Après il y a bien sûr des cas individuels. Et là, j'admets qu'il y a encore beaucoup d'imperfections dans notre système et que beaucoup de gens buttent encore sur des étapes du processus technique d'obtention d'un rendez-vous puis d'un visa. Notre objectif en ce moment consiste à prendre à bras le corps le sujet des de la rentrée d'étudiants 2023-2024.
Chaque année il y a une vague liée à tout le processus de formation qui s'organise pour les jeunes bacheliers ou les jeunes qui ont déjà une licence, etc. Ça représente une vague très important d'environ 5000 à 6000 dossiers qui arrivent en quelques semaines au niveau des différents consulats. Ceci nous oblige à nous organiser de manière un peu différente pour pouvoir prendre en compte cette afflux de demandes.
C'est ma priorité aujourd'hui : je veux que chaque Camerounais qui a un projet validé souvent par une école, une entreprise ou une université française, puisse ne pas rater la marche et être à un moment ou à un autre intégré dans ce système technique des visas à destination des formations en France. On aura peut-être l'occasion d'en faire le bilan au mois de septembre ou octobre pour voir comment on a réussi à franchir cette marche. Mais il faut retenir que techniquement, ce n'est pas si facile que ça.
Si on se compare à d'autres pays, on peut s'apercevoir que la France reste une destination majeure pour les jeunes camerounais en ce qui concerne la formation supérieure. Au-delà de ce sujet des étudiants , à partir du mois d'octobre, les services de prise de rendez-vous et de prise en charge des demandes de visas seront externalisés, en vue de renforcer l'efficience du système. Nous avons décidé de ce processus d'externalisation, parce qu'une partie du blocage tel qu'il existe aujourd'hui est lié aux actions d'officines capables de préempter énormément de rendez-vous et de faire du business avec les dossiers.
C'est la réputation de la France qui est en jeu, et pour celui qui demande un visa, c'est totalement injuste. J'espère qu'à partir de ce moment-là on aura posé les fondements d'un système qui marche bien et qui soit capable de pouvoir permettre à chaque projet individuel, qu'il soit touristique, éducatif, sanitaire..., d'organiser une relation fluide entre nos deux pays dans une philosophie générale qui souhaite qu'il y ait un maximum de mouvements entre les uns et les autres.

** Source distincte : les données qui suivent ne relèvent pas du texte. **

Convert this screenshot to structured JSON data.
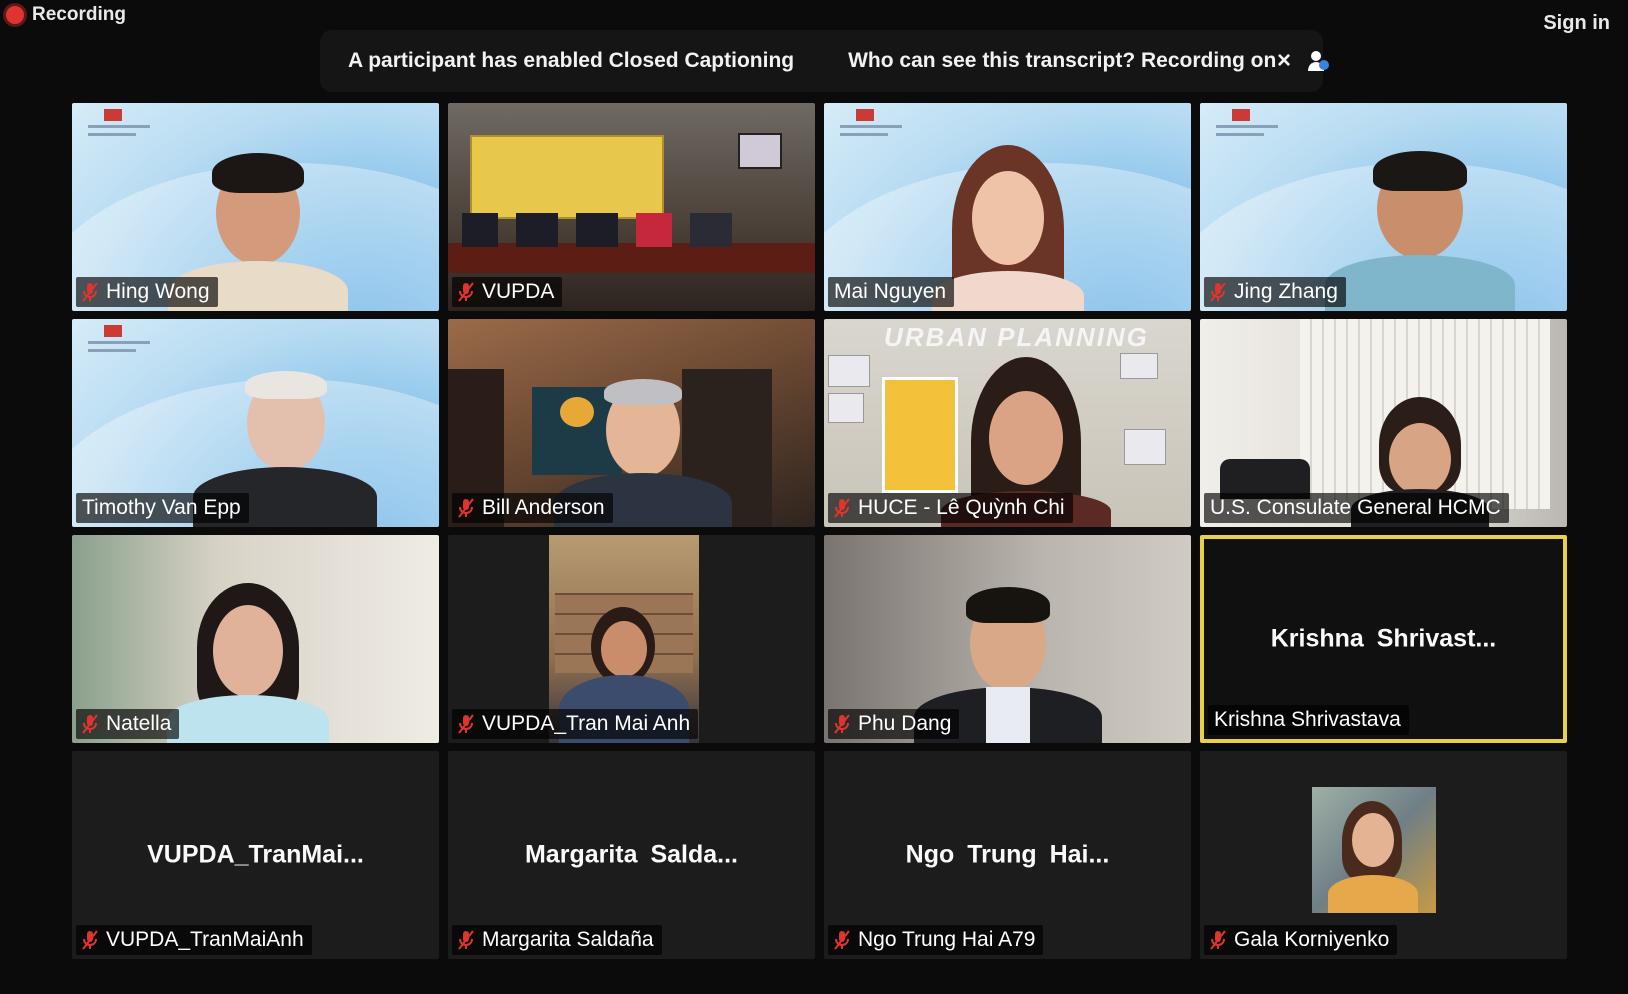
{
  "recording": {
    "label": "Recording"
  },
  "top_right": {
    "sign_in": "Sign in"
  },
  "banner": {
    "message": "A participant has enabled Closed Captioning",
    "question": "Who can see this transcript? Recording on",
    "close": "×"
  },
  "tiles": [
    {
      "name": "Hing Wong",
      "muted": true
    },
    {
      "name": "VUPDA",
      "muted": true
    },
    {
      "name": "Mai Nguyen",
      "muted": false
    },
    {
      "name": "Jing Zhang",
      "muted": true
    },
    {
      "name": "Timothy Van Epp",
      "muted": false
    },
    {
      "name": "Bill Anderson",
      "muted": true
    },
    {
      "name": "HUCE - Lê Quỳnh Chi",
      "muted": true
    },
    {
      "name": "U.S. Consulate General HCMC",
      "muted": false
    },
    {
      "name": "Natella",
      "muted": true
    },
    {
      "name": "VUPDA_Tran Mai Anh",
      "muted": true
    },
    {
      "name": "Phu Dang",
      "muted": true
    },
    {
      "name": "Krishna Shrivastava",
      "muted": false,
      "display": "Krishna  Shrivast...",
      "active_speaker": true
    },
    {
      "name": "VUPDA_TranMaiAnh",
      "muted": true,
      "display": "VUPDA_TranMai..."
    },
    {
      "name": "Margarita Saldaña",
      "muted": true,
      "display": "Margarita  Salda..."
    },
    {
      "name": "Ngo Trung Hai A79",
      "muted": true,
      "display": "Ngo  Trung  Hai..."
    },
    {
      "name": "Gala Korniyenko",
      "muted": true
    }
  ],
  "scene_text": {
    "urban_planning": "URBAN PLANNING"
  },
  "colors": {
    "active_speaker": "#e9d04a",
    "mic_off": "#e0342e",
    "recording_dot": "#e0342e"
  }
}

Au final, qu'aimeriez-vous que l'on retienne de votre passage comme ambassadeur de France au Cameroun au terme de votre séjour ?
Je suis un peu embêté de devoir tirer un bilan en commençant. Je vous donne rendez-vous lorsque j'aurai terminé ma mission. A ce stade, je peux vous renseigner sur la manière dont je suis perçu initialement, ou comment j'aimerais être perçu : comme un ambassadeur qui engage la discussion avec le Cameroun « par les pieds ».
Ça veut dire en allant au contact des autres, en me déplaçant. Je pense que c'est la première condition de tout. J'aimerais également que l'on comprenne que ce qui va probablement m'animer c'est l'idée qu'on ne fera pas du neuf avec du vieux. Alors il va falloir faire preuve d'imagination, faire preuve d'innovation, sortir des sentiers battus, être capable de se démarquer des habitudes pour rentrer dans la réalité du projet dont je parlais au départ qui est une réelle nouvelle relation entre la France et l'Afrique.
J'aimerais bien que mon image soit celle d'un ambassadeur qui va mettre en chantier ces mécanismes nouveaux qui incarneront justement cette relation moderne que nos deux président ont souhaité donner comme cap général de la relation bilatérale.